Child poverty report shows need for urgent action

The Green Party is calling on the Government to immediately step up and provide families on the lowest incomes the support they need to thrive, the Green Party says. 

MSD’s Child Poverty Report 2022 out today makes for sobering reading. More than one in ten children are growing up in material hardship. For kids in single parent households, the number growing up in material hardship shoots up to nearly one in three.

“Poverty is a political choice. With the right action, the Government can make sure every child has the best possible start in life, and are supported to grow up and thrive. That action needs to start with the urgent reform of Working for Families,” says the Green Party’s spokesperson for child poverty reduction, Jan Logie.

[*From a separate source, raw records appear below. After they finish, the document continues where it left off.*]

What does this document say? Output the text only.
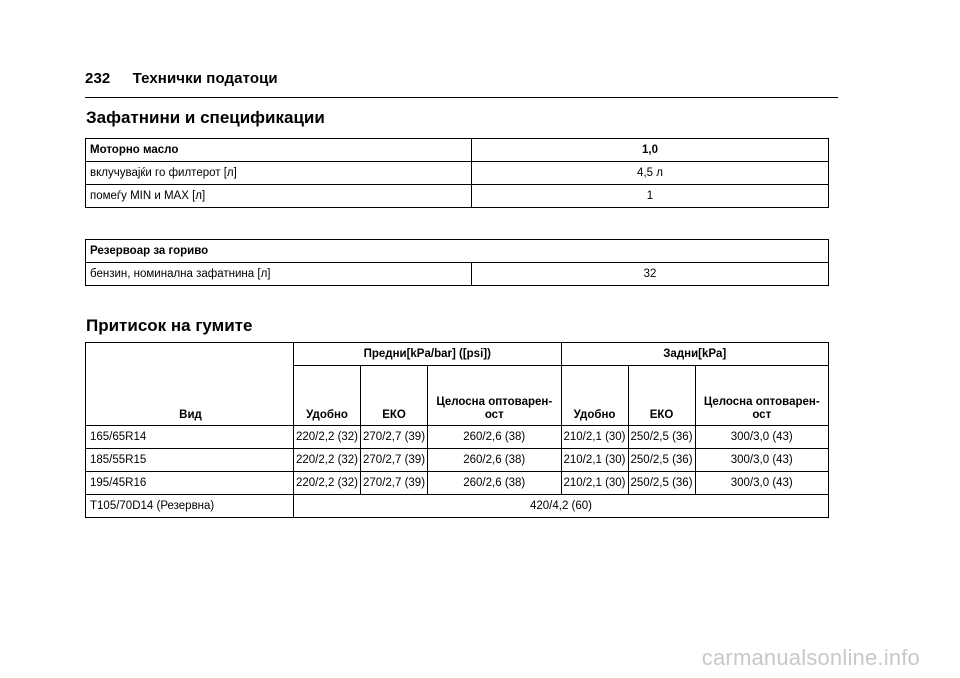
232 Технички податоци
Зафатнини и спецификации
Моторно масло	1,0
вклучувајќи го филтерот [л]	4,5 л
помеѓу MIN и MAX [л]	1
Резервоар за гориво
бензин, номинална зафатнина [л]	32
Притисок на гумите
Вид	Предни[kPa/bar] ([psi])			Задни[kPa]		
	Удобно	ЕКО	Целосна оптоварен-ост	Удобно	ЕКО	Целосна оптоварен-ост
165/65R14	220/2,2 (32)	270/2,7 (39)	260/2,6 (38)	210/2,1 (30)	250/2,5 (36)	300/3,0 (43)
185/55R15	220/2,2 (32)	270/2,7 (39)	260/2,6 (38)	210/2,1 (30)	250/2,5 (36)	300/3,0 (43)
195/45R16	220/2,2 (32)	270/2,7 (39)	260/2,6 (38)	210/2,1 (30)	250/2,5 (36)	300/3,0 (43)
T105/70D14 (Резервна)	420/4,2 (60)					
carmanualsonline.info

“Everyone in and out of work should have enough to live on and provide for their families. But as this new report shows in startling detail, incomes in Aotearoa right now are severely out of balance.

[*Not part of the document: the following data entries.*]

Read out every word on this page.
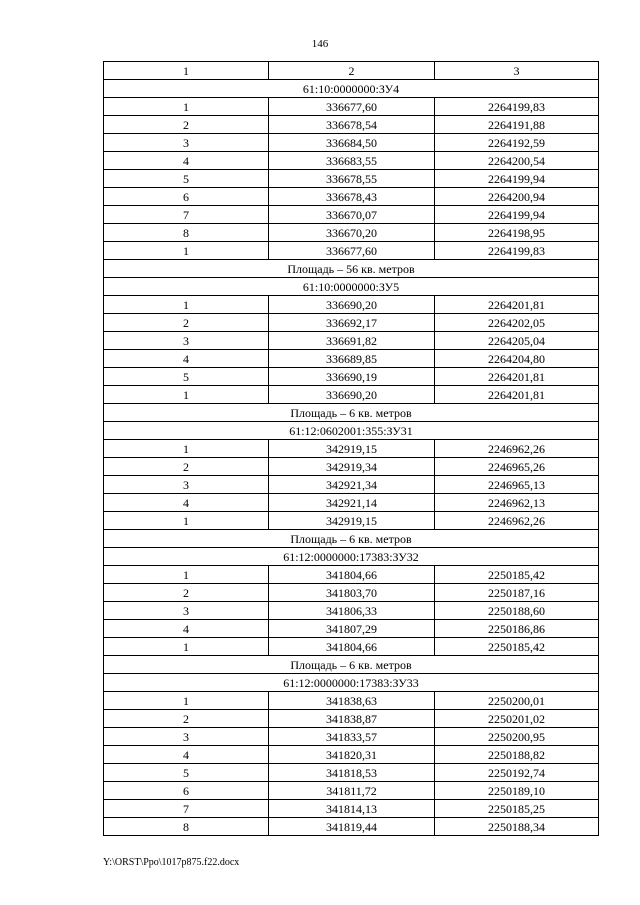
146
1	2	3
61:10:0000000:ЗУ4		
1	336677,60	2264199,83
2	336678,54	2264191,88
3	336684,50	2264192,59
4	336683,55	2264200,54
5	336678,55	2264199,94
6	336678,43	2264200,94
7	336670,07	2264199,94
8	336670,20	2264198,95
1	336677,60	2264199,83
Площадь – 56 кв. метров		
61:10:0000000:ЗУ5		
1	336690,20	2264201,81
2	336692,17	2264202,05
3	336691,82	2264205,04
4	336689,85	2264204,80
5	336690,19	2264201,81
1	336690,20	2264201,81
Площадь – 6 кв. метров		
61:12:0602001:355:ЗУ31		
1	342919,15	2246962,26
2	342919,34	2246965,26
3	342921,34	2246965,13
4	342921,14	2246962,13
1	342919,15	2246962,26
Площадь – 6 кв. метров		
61:12:0000000:17383:ЗУ32		
1	341804,66	2250185,42
2	341803,70	2250187,16
3	341806,33	2250188,60
4	341807,29	2250186,86
1	341804,66	2250185,42
Площадь – 6 кв. метров		
61:12:0000000:17383:ЗУ33		
1	341838,63	2250200,01
2	341838,87	2250201,02
3	341833,57	2250200,95
4	341820,31	2250188,82
5	341818,53	2250192,74
6	341811,72	2250189,10
7	341814,13	2250185,25
8	341819,44	2250188,34
Y:\ORST\Ppo\1017p875.f22.docx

“While there has been some marginal improvement over the years, the number of children trapped in poverty is unacceptable. When combined with recent data on food prices, rising rents, and high energy bills, the findings of this report are even more sobering. 

“And for children growing up with one parent, it’s even harder. The hardship rate is typically three to four times higher than for two-parent households. One of the main reasons for this is that there are fewer opportunities for paid work in a one-adult household, and Working for Families credits continue to discriminate against parents on benefits.

“Even so, MSD’s report pours cold water on the idea that work is the best route out of poverty, labelling such claims as “naïve and misleading” - which once again proves why National is utterly bereft of ideas about how best to support whānau. 

“The message could not be any clearer: we need one simplified Family Support Credit that provides whānau with the income they need, no matter whether parents are in work. 

“Kids’ prospects depend not only on benefit levels but also on public investment in education, housing, health and public transport.

“The Green Party has a plan for a fairer, more equitable Aotearoa where everyone has what they need to provide for their families, a roof over their heads, and food on the table. It is this kind of bold and transformative plan we need right now - and with more Green MPs we can make it happen,” Jan Logie says.